Cette situation s'est répétée à Largo do Machado, où la plupart des commerces ont gardé leurs portes fermées et ceux qui ont ouvert ont constaté une baisse du flux de clients. Luis Felipe, serveur dans un restaurant local, a déclaré : « Aujourd'hui, c'est très difficile, les rues sont désertes et les clients qui arrivent restent moins de temps que d'habitude ».

Les établissements de services ouverts 24 heures sur 24, comme les pharmacies et les serruriers, ont également cessé leurs activités.

À Botafogo, le manque de circulation sur la Rua Voluntários da Pátria, l'une des principales artères du quartier, était perceptible. Pas même la célèbre Rua Arnaldo Quintela, mise en avant par le magazine Temps mort Considéré comme l’un des « plus cool » au monde, il a enregistré un afflux de visiteurs.
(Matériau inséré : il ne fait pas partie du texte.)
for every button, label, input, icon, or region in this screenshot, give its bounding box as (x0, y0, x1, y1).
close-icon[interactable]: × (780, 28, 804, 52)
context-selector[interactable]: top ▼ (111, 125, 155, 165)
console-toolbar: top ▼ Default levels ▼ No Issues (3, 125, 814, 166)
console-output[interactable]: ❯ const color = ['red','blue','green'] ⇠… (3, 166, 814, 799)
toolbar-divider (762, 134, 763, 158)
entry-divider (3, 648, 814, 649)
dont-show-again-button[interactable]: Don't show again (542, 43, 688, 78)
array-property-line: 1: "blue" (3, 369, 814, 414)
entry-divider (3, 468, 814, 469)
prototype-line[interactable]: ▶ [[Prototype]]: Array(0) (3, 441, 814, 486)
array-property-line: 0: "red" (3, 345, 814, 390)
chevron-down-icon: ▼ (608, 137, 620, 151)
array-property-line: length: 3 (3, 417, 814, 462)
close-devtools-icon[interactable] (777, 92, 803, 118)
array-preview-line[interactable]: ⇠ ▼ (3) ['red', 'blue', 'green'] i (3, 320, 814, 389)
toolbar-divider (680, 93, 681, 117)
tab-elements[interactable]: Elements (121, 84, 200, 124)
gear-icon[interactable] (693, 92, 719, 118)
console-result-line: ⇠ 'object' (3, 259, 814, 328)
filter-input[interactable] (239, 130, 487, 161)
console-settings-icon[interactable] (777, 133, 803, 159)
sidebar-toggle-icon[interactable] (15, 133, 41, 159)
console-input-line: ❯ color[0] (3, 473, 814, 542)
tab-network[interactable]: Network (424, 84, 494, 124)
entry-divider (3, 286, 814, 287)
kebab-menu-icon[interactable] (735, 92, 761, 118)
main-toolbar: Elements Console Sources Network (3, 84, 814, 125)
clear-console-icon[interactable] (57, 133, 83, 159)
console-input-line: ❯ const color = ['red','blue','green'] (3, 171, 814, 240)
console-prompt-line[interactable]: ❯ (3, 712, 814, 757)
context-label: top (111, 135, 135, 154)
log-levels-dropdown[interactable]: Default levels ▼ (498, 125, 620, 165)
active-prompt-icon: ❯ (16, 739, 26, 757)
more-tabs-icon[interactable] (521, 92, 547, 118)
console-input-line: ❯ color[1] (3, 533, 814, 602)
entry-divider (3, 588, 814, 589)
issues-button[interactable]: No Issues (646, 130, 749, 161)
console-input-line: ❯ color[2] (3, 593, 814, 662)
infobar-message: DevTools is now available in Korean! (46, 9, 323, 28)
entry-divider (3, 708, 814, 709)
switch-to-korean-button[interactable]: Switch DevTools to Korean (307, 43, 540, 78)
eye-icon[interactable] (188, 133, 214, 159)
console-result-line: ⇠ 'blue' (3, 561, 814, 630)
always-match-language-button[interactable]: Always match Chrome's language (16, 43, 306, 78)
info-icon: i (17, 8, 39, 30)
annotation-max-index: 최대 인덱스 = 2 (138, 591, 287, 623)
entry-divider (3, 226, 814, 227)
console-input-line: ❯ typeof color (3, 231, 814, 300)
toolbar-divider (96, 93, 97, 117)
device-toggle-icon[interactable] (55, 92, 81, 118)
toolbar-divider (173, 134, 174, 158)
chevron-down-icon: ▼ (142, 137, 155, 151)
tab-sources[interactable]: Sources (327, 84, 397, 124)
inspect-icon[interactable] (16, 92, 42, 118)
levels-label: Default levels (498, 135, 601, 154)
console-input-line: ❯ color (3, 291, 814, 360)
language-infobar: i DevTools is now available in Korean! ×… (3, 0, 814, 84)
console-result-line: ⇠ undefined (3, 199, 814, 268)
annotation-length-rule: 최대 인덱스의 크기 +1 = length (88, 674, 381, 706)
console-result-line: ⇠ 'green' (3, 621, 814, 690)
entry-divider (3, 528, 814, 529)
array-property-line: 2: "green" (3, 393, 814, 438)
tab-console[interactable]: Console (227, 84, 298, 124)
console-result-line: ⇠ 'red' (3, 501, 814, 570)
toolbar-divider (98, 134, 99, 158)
Aux premières heures de ce mercredi, la mairie de Rio de Janeiro a signalé qu'il n'y avait plus de routes bloquées après la contre-offensive du Commandement rouge. « La dernière route à être rouverte a été l'autoroute Grajaú-Jacarepaguá, en direction de Jacarepaguá, à 14h45 », a rapporté le Centre d'opérations et de résilience.